2. The Requirement for Compensation
The Act provides for compensation for someone suing the government under the Crown Liability Act. As the government can mount a spare-no-expense defence, it can tie someone up for years and potentially hundreds of thousands of dollars in legal costs. That is a huge deterrent to bringing such cases. This provision is unlikely to be an effective safeguard to prevent harm to individuals because it only provides a potential and costly remedy after the harm has been done.
3. The Requirement for Reasonable Grounds
The Act contains a requirement that the Cabinet must make its decisions on reasonable grounds. Reasonable in whose opinion? The Cabinet is the sole judge of what are reasonable grounds.
After the emergency is over, if someone goes to court, the court will be reluctant to decide that with the limited information available to the Cabinet, in rapidly changing circumstances, its grounds for action were unreasonable.
4. The Parliamentary Committee
The Act provides for oversight by an all-party Parliamentary committee of MPs and Senators. This committee will have limited authority to exercise control over decisions made under the Act. However, there is no upper limit to the number of members of this committee. After appointing the number of members of the opposition parties the Act requires, the government can appoint many more members of its own party, to control every vote of this committee. You may recall that during the sessions of the House of Commons Justice Committee dealing with the SNC-Lavalin scandal the government majority on that committee vetoed recalling witnesses proposed by the other political parties. It would be surprising if any government didn’t pack this Parliamentary committee with its party members.
Every member of this committee must swear an oath of secrecy, and all of its meetings will be held in secret.
This committee will be required to submit a final report to Parliament.
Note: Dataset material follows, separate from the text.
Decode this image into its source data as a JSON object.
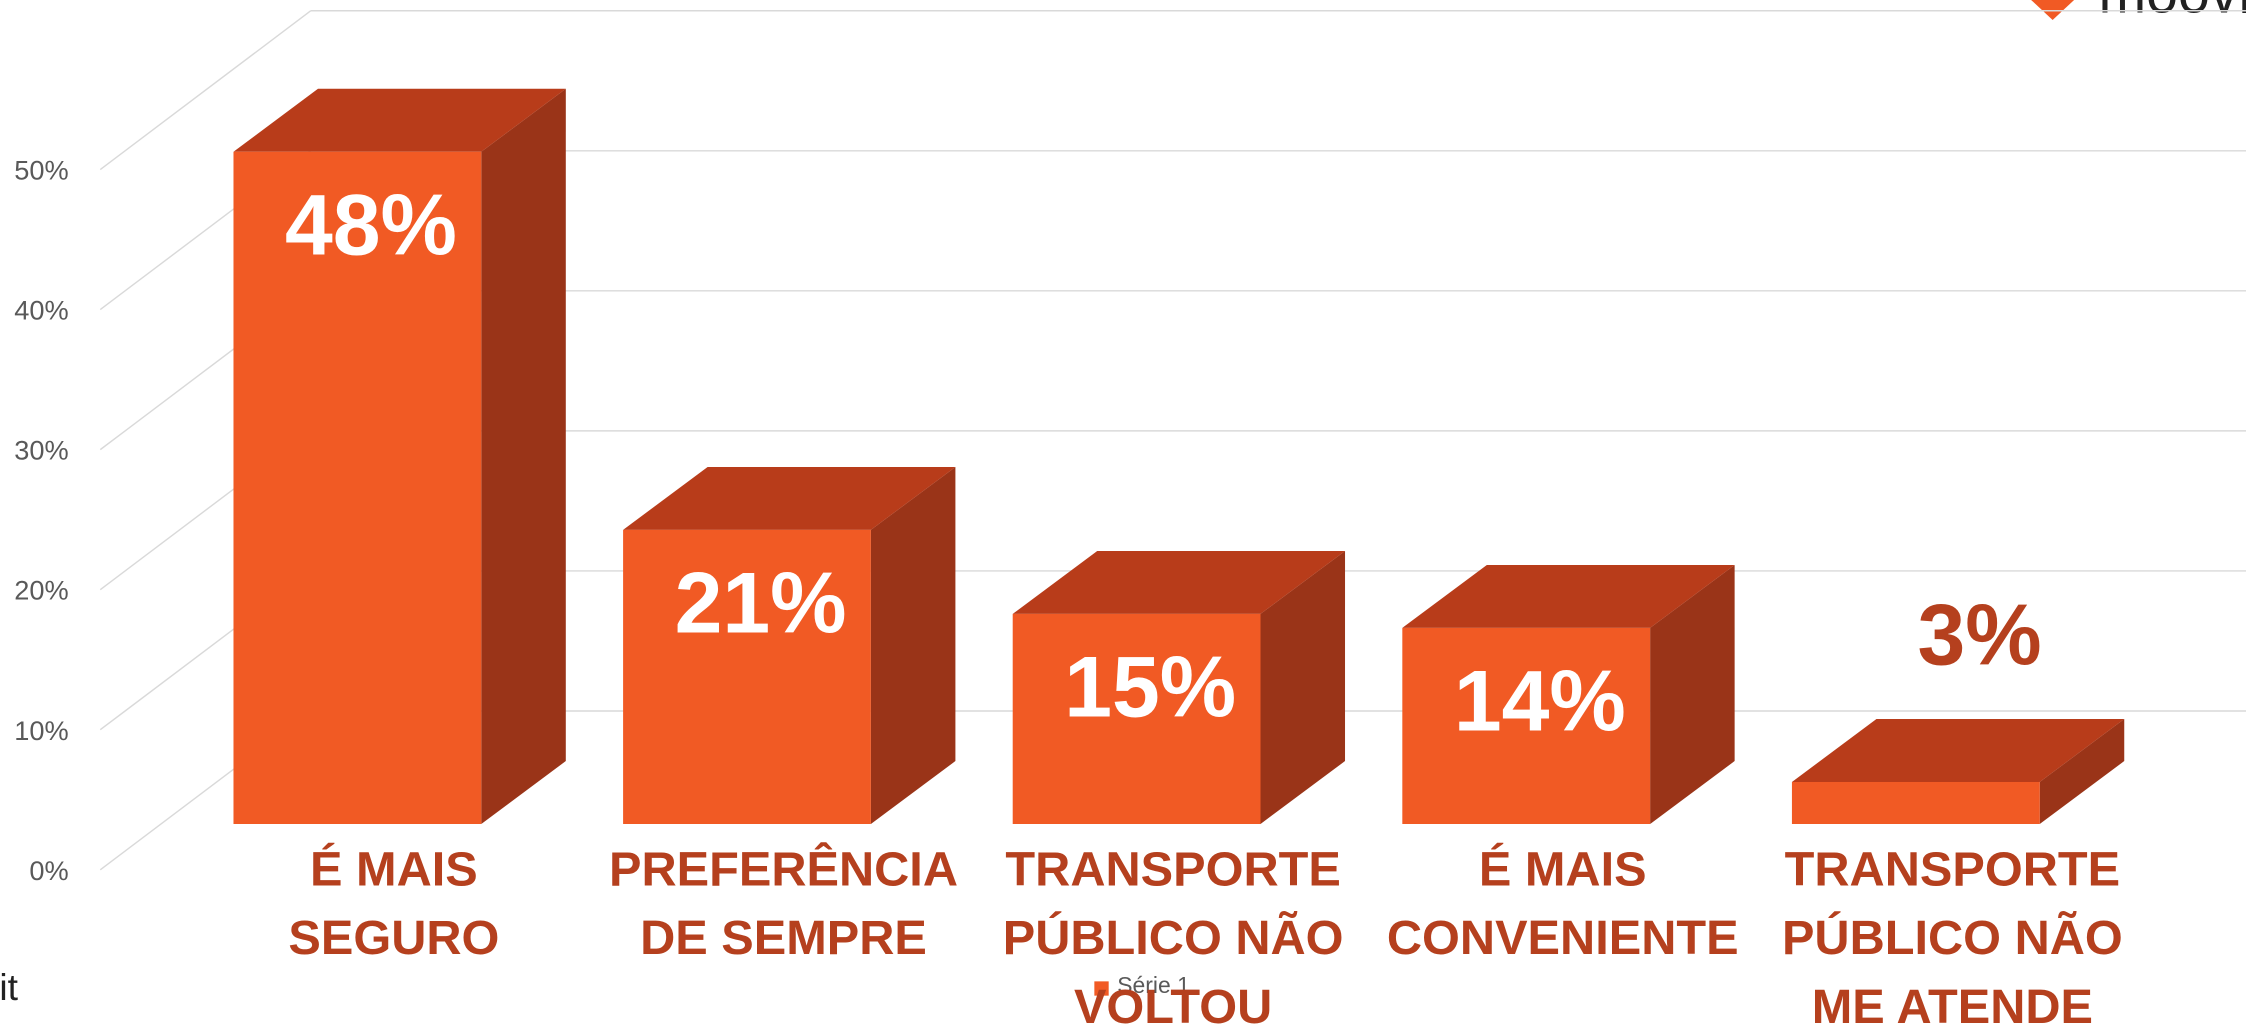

It is unlikely to be a unanimous report, as the government and the opposition parties will each try to gain political advantage through this report. Again, this committee is limited in its effectiveness as a safeguard against dictatorial excesses.
5. The Inquiry
The final safeguard is the requirement for a post-emergency inquiry, to report within a year. The Act does not require a formal, judicial inquiry under the federal Inquiries Act, so a government can appoint any friend of the government it wishes, to conduct the inquiry. Likewise, the Act permits the government to set any terms of reference it wishes for the inquiry. Narrow terms of reference, carefully selected to include things the government did well and exclude things it did badly will tend to produce a rather favourable report. Nevertheless, one can hope that the appointee will be impartial, fully qualified and given broad terms of reference.
Emergency legislation is a necessary evil we can all hope will never need to be used. If it is, the emergency powers granted are inherently extreme and somewhat arbitrary. Any safeguards in the law cannot impede the effective use of these emergency powers, and therefore, will largely depend upon after-the-fact political review. The courts will have only have a minor role during the emergency, and only a compensatory role afterwards.
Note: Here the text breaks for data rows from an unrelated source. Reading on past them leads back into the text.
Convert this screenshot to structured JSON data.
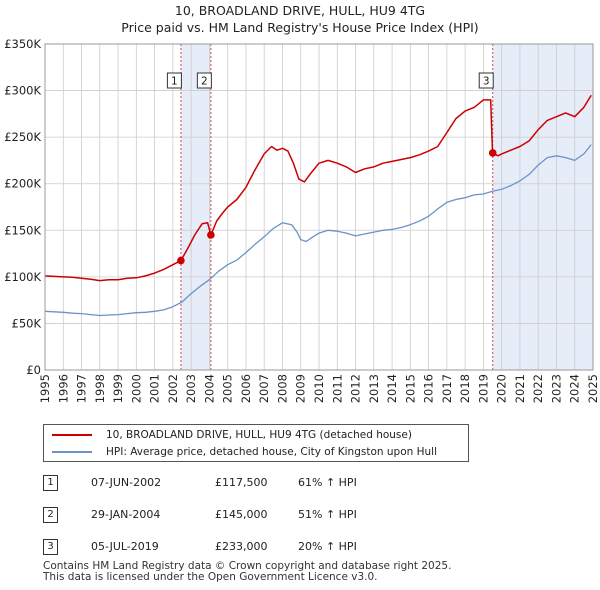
{
  "chart_data": {
    "type": "line",
    "title": "10, BROADLAND DRIVE, HULL, HU9 4TG",
    "subtitle": "Price paid vs. HM Land Registry's House Price Index (HPI)",
    "xlabel": "",
    "ylabel": "",
    "xlim": [
      1995,
      2025
    ],
    "ylim": [
      0,
      350000
    ],
    "grid": true,
    "legend_position": "bottom",
    "y_ticks": [
      {
        "value": 0,
        "label": "£0"
      },
      {
        "value": 50000,
        "label": "£50K"
      },
      {
        "value": 100000,
        "label": "£100K"
      },
      {
        "value": 150000,
        "label": "£150K"
      },
      {
        "value": 200000,
        "label": "£200K"
      },
      {
        "value": 250000,
        "label": "£250K"
      },
      {
        "value": 300000,
        "label": "£300K"
      },
      {
        "value": 350000,
        "label": "£350K"
      }
    ],
    "x_ticks": [
      "1995",
      "1996",
      "1997",
      "1998",
      "1999",
      "2000",
      "2001",
      "2002",
      "2003",
      "2004",
      "2005",
      "2006",
      "2007",
      "2008",
      "2009",
      "2010",
      "2011",
      "2012",
      "2013",
      "2014",
      "2015",
      "2016",
      "2017",
      "2018",
      "2019",
      "2020",
      "2021",
      "2022",
      "2023",
      "2024",
      "2025"
    ],
    "series": [
      {
        "name": "10, BROADLAND DRIVE, HULL, HU9 4TG (detached house)",
        "color": "#cc0000",
        "points": [
          [
            1995.0,
            101000
          ],
          [
            1995.5,
            100500
          ],
          [
            1996.0,
            100000
          ],
          [
            1996.5,
            99500
          ],
          [
            1997.0,
            98500
          ],
          [
            1997.5,
            97500
          ],
          [
            1998.0,
            96000
          ],
          [
            1998.5,
            97000
          ],
          [
            1999.0,
            97000
          ],
          [
            1999.5,
            98500
          ],
          [
            2000.0,
            99000
          ],
          [
            2000.5,
            101000
          ],
          [
            2001.0,
            104000
          ],
          [
            2001.5,
            108000
          ],
          [
            2002.0,
            113000
          ],
          [
            2002.44,
            117500
          ],
          [
            2002.8,
            130000
          ],
          [
            2003.2,
            145000
          ],
          [
            2003.6,
            157000
          ],
          [
            2003.9,
            158000
          ],
          [
            2004.08,
            145000
          ],
          [
            2004.4,
            160000
          ],
          [
            2004.7,
            168000
          ],
          [
            2005.0,
            175000
          ],
          [
            2005.5,
            183000
          ],
          [
            2006.0,
            196000
          ],
          [
            2006.5,
            215000
          ],
          [
            2007.0,
            232000
          ],
          [
            2007.4,
            240000
          ],
          [
            2007.7,
            236000
          ],
          [
            2008.0,
            238000
          ],
          [
            2008.3,
            235000
          ],
          [
            2008.6,
            222000
          ],
          [
            2008.9,
            205000
          ],
          [
            2009.2,
            202000
          ],
          [
            2009.5,
            210000
          ],
          [
            2010.0,
            222000
          ],
          [
            2010.5,
            225000
          ],
          [
            2011.0,
            222000
          ],
          [
            2011.5,
            218000
          ],
          [
            2012.0,
            212000
          ],
          [
            2012.5,
            216000
          ],
          [
            2013.0,
            218000
          ],
          [
            2013.5,
            222000
          ],
          [
            2014.0,
            224000
          ],
          [
            2014.5,
            226000
          ],
          [
            2015.0,
            228000
          ],
          [
            2015.5,
            231000
          ],
          [
            2016.0,
            235000
          ],
          [
            2016.5,
            240000
          ],
          [
            2017.0,
            255000
          ],
          [
            2017.5,
            270000
          ],
          [
            2018.0,
            278000
          ],
          [
            2018.5,
            282000
          ],
          [
            2019.0,
            290000
          ],
          [
            2019.4,
            290000
          ],
          [
            2019.5,
            233000
          ],
          [
            2019.8,
            230000
          ],
          [
            2020.0,
            232000
          ],
          [
            2020.5,
            236000
          ],
          [
            2021.0,
            240000
          ],
          [
            2021.5,
            246000
          ],
          [
            2022.0,
            258000
          ],
          [
            2022.5,
            268000
          ],
          [
            2023.0,
            272000
          ],
          [
            2023.5,
            276000
          ],
          [
            2024.0,
            272000
          ],
          [
            2024.5,
            282000
          ],
          [
            2024.9,
            295000
          ]
        ]
      },
      {
        "name": "HPI: Average price, detached house, City of Kingston upon Hull",
        "color": "#6b93c8",
        "points": [
          [
            1995.0,
            63000
          ],
          [
            1995.5,
            62500
          ],
          [
            1996.0,
            62000
          ],
          [
            1996.5,
            61000
          ],
          [
            1997.0,
            60500
          ],
          [
            1997.5,
            59500
          ],
          [
            1998.0,
            58500
          ],
          [
            1998.5,
            59000
          ],
          [
            1999.0,
            59500
          ],
          [
            1999.5,
            60500
          ],
          [
            2000.0,
            61500
          ],
          [
            2000.5,
            62000
          ],
          [
            2001.0,
            63000
          ],
          [
            2001.5,
            64500
          ],
          [
            2002.0,
            68000
          ],
          [
            2002.5,
            73000
          ],
          [
            2003.0,
            82000
          ],
          [
            2003.5,
            90000
          ],
          [
            2004.0,
            97000
          ],
          [
            2004.5,
            106000
          ],
          [
            2005.0,
            113000
          ],
          [
            2005.5,
            118000
          ],
          [
            2006.0,
            126000
          ],
          [
            2006.5,
            135000
          ],
          [
            2007.0,
            143000
          ],
          [
            2007.5,
            152000
          ],
          [
            2008.0,
            158000
          ],
          [
            2008.5,
            156000
          ],
          [
            2008.8,
            148000
          ],
          [
            2009.0,
            140000
          ],
          [
            2009.3,
            138000
          ],
          [
            2009.6,
            142000
          ],
          [
            2010.0,
            147000
          ],
          [
            2010.5,
            150000
          ],
          [
            2011.0,
            149000
          ],
          [
            2011.5,
            147000
          ],
          [
            2012.0,
            144000
          ],
          [
            2012.5,
            146000
          ],
          [
            2013.0,
            148000
          ],
          [
            2013.5,
            150000
          ],
          [
            2014.0,
            151000
          ],
          [
            2014.5,
            153000
          ],
          [
            2015.0,
            156000
          ],
          [
            2015.5,
            160000
          ],
          [
            2016.0,
            165000
          ],
          [
            2016.5,
            173000
          ],
          [
            2017.0,
            180000
          ],
          [
            2017.5,
            183000
          ],
          [
            2018.0,
            185000
          ],
          [
            2018.5,
            188000
          ],
          [
            2019.0,
            189000
          ],
          [
            2019.5,
            192000
          ],
          [
            2020.0,
            194000
          ],
          [
            2020.5,
            198000
          ],
          [
            2021.0,
            203000
          ],
          [
            2021.5,
            210000
          ],
          [
            2022.0,
            220000
          ],
          [
            2022.5,
            228000
          ],
          [
            2023.0,
            230000
          ],
          [
            2023.5,
            228000
          ],
          [
            2024.0,
            225000
          ],
          [
            2024.5,
            232000
          ],
          [
            2024.9,
            242000
          ]
        ]
      }
    ],
    "sales": [
      {
        "label": "1",
        "date": "07-JUN-2002",
        "x": 2002.44,
        "price": 117500,
        "price_text": "£117,500",
        "hpi_diff": "61% ↑ HPI"
      },
      {
        "label": "2",
        "date": "29-JAN-2004",
        "x": 2004.08,
        "price": 145000,
        "price_text": "£145,000",
        "hpi_diff": "51% ↑ HPI"
      },
      {
        "label": "3",
        "date": "05-JUL-2019",
        "x": 2019.51,
        "price": 233000,
        "price_text": "£233,000",
        "hpi_diff": "20% ↑ HPI"
      }
    ],
    "shaded_ranges": [
      [
        2002.44,
        2004.08
      ],
      [
        2019.51,
        2025.0
      ]
    ],
    "colors": {
      "price": "#cc0000",
      "hpi": "#6b93c8",
      "shade": "#e6ecf8",
      "grid": "#cccccc",
      "marker_line": "#cc0000"
    }
  },
  "footer": {
    "line1": "Contains HM Land Registry data © Crown copyright and database right 2025.",
    "line2": "This data is licensed under the Open Government Licence v3.0."
  }
}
Despite these weak legislative safeguards, the ultimate safeguard is effective media scrutiny. Governments do not wish for an emergency like this because it will be both a public health catastrophe and an economic catastrophe. Governments are likely to be sharply criticized regardless of what they do to cope with it. We have already seen such criticism of the Prime Minister on the grounds that he has acted too slowly and that he has acted too hastily. It is hard for a government to decide, in the middle of a pandemic, on the right warmth of baby bear’s emergency porridge – not too hot and not too cold, but just right.
I wish the Cabinet the wisdom it will need to deal with this crisis, and hope that as many of us as possible can stay healthy.